Le prêtre d'aujourd'hui est un homme moins touchant dans son apparence, il aurait pu être son père tant il est disgracieux. Le côté sacré qu'il voudrait donner à la cérémonie sonne faux. Les enfants de chœur dans leurs habits solennels ne sont pas là, il est seul pour formuler les paroles du voyage sans retour. Ce n'est pas facile de faire un dernier voyage, quand le plus important n'a pas été fait. C'est ce qu'elle se dit Lucie. Là bien au chaud dans son couffin de vieux, son père ne pourra plus hurler sa colère à la face du monde, il gît serein pour la première fois peut-être. Elle se trouble un peu. Puis elle caresse la fée minuscule qu'elle a emportée dans sa poche, un cadeau de son fils unique.

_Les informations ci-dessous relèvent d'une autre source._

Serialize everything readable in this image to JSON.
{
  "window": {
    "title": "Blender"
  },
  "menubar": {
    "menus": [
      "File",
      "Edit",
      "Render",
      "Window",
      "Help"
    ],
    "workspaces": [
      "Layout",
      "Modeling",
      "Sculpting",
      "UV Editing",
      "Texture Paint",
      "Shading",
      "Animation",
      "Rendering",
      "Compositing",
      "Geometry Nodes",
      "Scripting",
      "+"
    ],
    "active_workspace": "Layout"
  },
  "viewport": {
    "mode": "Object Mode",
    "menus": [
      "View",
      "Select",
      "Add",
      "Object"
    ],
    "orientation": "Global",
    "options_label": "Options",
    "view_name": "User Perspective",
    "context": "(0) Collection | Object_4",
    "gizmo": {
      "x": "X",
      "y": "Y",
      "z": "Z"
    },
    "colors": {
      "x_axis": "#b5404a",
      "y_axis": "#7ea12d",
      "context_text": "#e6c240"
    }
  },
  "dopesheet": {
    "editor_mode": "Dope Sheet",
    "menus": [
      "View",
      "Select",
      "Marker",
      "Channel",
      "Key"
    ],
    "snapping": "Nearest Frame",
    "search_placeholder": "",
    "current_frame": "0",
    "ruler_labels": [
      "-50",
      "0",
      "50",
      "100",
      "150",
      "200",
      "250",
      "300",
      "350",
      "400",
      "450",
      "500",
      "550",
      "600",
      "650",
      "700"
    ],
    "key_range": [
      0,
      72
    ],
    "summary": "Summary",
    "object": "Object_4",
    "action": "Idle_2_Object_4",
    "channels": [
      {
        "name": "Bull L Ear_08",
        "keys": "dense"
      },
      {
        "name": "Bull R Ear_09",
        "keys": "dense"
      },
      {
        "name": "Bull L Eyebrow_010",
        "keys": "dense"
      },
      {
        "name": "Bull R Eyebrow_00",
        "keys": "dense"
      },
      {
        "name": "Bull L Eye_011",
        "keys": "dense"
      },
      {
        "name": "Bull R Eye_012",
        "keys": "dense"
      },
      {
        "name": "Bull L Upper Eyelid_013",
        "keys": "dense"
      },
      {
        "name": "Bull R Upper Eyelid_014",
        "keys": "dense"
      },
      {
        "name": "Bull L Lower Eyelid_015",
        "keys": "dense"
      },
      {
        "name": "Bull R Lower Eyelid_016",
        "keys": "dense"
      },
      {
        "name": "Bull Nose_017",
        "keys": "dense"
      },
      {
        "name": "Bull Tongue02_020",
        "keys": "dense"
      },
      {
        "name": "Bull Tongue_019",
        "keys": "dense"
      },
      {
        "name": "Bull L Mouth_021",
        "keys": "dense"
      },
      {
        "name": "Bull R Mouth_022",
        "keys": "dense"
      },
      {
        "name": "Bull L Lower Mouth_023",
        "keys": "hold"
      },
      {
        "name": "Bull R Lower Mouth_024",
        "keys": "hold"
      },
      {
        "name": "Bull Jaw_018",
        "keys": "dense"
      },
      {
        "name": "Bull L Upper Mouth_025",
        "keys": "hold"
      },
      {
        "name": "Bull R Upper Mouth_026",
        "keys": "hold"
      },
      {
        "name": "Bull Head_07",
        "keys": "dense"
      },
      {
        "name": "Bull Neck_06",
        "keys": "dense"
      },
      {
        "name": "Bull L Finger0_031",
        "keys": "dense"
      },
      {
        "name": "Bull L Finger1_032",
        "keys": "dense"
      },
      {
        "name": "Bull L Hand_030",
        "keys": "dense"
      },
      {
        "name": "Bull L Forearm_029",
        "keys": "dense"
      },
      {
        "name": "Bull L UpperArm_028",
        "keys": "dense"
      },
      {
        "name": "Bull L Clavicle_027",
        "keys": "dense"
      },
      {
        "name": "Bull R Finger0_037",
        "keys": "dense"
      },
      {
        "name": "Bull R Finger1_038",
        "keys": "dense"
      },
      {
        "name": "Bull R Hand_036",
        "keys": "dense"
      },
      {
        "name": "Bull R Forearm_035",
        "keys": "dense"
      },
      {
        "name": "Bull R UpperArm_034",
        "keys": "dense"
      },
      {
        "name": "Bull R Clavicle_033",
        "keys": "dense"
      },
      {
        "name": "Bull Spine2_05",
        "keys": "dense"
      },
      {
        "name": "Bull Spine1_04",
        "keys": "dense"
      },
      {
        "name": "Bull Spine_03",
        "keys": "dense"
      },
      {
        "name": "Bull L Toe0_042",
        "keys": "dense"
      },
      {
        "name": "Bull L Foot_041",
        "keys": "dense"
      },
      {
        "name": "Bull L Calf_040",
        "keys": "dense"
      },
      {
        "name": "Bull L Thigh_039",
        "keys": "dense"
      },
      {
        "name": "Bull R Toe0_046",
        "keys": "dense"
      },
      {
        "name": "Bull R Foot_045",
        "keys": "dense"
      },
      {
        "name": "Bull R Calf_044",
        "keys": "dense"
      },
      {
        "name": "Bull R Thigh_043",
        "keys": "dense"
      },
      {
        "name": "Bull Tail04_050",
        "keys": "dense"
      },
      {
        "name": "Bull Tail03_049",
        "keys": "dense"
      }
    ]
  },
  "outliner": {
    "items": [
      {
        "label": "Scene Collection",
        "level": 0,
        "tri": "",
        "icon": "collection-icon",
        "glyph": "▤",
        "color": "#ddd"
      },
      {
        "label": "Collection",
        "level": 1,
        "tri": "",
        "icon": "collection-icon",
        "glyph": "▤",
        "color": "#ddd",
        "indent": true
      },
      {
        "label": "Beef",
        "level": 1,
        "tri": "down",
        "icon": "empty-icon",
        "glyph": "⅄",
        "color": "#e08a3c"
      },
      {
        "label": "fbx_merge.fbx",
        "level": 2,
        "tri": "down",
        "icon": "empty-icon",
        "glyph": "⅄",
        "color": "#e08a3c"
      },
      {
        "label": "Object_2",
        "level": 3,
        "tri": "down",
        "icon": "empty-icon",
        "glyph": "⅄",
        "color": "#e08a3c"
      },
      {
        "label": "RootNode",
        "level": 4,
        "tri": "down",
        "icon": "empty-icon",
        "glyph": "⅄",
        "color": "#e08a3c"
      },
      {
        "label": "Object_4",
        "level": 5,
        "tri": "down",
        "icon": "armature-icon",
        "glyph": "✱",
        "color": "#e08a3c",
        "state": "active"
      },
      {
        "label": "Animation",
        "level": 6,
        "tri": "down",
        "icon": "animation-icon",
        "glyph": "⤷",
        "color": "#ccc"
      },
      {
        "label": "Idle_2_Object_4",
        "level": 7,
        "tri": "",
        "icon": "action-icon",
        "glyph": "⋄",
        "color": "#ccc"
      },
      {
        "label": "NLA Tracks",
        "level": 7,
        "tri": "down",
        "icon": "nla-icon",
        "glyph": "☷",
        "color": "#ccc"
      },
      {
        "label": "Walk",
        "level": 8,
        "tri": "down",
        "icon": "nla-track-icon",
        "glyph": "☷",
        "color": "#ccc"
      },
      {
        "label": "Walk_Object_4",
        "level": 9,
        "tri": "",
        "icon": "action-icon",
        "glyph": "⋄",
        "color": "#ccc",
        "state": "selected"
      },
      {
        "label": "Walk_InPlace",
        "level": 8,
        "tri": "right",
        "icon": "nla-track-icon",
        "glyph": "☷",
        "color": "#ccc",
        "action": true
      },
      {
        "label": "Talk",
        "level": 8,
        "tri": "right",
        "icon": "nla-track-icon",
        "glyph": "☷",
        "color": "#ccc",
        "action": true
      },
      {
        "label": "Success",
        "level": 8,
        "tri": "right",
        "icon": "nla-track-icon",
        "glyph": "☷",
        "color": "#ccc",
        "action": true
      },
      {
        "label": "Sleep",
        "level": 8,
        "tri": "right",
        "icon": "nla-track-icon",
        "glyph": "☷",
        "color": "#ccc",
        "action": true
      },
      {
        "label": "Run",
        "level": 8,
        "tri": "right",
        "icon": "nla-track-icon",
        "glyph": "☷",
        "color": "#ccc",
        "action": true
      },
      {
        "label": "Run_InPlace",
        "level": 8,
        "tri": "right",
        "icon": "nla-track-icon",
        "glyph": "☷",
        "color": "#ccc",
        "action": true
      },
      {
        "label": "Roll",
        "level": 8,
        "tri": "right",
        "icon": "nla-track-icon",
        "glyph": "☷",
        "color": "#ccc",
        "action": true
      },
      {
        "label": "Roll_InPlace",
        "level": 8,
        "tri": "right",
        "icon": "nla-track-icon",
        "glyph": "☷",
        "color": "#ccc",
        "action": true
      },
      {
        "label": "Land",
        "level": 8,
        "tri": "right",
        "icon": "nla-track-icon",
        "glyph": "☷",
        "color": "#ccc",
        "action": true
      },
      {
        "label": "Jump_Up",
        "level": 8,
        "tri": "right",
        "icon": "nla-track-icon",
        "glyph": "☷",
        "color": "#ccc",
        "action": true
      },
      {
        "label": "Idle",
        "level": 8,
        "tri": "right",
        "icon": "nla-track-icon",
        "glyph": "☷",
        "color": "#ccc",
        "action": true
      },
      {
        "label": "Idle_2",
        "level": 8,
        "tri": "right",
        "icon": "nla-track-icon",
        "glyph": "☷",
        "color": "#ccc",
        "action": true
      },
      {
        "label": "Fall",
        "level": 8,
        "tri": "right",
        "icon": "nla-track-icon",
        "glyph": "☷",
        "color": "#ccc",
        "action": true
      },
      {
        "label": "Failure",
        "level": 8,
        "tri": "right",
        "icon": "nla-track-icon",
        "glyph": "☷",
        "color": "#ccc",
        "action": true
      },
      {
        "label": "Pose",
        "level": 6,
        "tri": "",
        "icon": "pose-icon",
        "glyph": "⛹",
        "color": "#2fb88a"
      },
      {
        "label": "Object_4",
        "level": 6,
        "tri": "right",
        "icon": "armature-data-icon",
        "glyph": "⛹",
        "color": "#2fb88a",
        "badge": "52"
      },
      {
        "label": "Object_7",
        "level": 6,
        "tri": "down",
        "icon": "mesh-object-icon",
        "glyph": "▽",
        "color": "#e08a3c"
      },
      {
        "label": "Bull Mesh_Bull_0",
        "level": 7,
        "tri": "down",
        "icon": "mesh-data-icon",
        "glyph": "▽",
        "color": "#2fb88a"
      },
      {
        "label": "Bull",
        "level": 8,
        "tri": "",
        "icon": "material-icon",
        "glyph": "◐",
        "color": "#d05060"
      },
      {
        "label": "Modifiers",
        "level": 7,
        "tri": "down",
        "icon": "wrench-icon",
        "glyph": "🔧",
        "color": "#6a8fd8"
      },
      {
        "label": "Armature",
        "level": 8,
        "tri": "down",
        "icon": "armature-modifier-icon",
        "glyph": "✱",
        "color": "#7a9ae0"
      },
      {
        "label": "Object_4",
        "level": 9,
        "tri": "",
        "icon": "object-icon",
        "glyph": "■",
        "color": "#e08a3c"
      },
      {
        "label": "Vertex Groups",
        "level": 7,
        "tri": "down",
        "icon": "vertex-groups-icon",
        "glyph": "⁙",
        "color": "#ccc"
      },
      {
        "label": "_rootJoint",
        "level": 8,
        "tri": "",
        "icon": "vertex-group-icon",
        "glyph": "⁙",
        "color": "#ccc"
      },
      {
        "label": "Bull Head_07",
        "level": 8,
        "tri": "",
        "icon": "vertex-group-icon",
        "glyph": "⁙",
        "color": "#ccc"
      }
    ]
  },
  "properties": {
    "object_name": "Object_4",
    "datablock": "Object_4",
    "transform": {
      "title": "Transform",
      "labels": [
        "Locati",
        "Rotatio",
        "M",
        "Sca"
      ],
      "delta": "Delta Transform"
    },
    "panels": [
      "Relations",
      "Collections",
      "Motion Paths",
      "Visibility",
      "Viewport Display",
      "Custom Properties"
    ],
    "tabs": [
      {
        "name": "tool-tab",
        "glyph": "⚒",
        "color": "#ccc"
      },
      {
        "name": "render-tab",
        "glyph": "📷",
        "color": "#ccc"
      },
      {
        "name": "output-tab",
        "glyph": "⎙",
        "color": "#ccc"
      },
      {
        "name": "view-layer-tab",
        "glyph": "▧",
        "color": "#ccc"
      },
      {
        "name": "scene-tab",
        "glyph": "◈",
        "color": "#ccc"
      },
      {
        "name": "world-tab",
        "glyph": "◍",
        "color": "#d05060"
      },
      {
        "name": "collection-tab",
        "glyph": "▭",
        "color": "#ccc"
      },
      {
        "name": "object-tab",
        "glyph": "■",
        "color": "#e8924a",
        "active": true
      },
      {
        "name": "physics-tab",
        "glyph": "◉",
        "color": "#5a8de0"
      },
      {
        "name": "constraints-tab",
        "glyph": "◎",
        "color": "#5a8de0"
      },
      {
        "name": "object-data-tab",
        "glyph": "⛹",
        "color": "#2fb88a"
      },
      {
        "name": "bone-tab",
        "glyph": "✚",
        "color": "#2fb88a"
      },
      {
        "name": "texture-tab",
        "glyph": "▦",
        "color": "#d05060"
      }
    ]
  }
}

La sœur de son père, Léonore, a les mêmes yeux qu'elle. Le regard avec un éclat noisette, le signe distinctif de cette lignée de femmes sacrifiées à la brutalité des hommes et des sourcils hauts perchés. Dans leurs iris profonds à ce moment propice au silence, tout se dit et prend corps au-dessus de cet endroit de fin. Lucie et Léonore se sourient presque, la sœur et la fille de l'ogre réunies dans une émotion d'absence, un vide qui a tout essayé devant l'absurde violence. Les femmes du défunt sont là, la première, la mère de Lucie qui ne sait plus trop pourquoi elle pleure ? Sur elle ou sur la vie qu'elle aurait aimée plus douce, en oubliant au passage son incommensurable lâcheté envers sa fille, quant à la deuxième elle sanglote. Lucie, sait qui va être enterré, c'est ce qu'elle se dit Lucie.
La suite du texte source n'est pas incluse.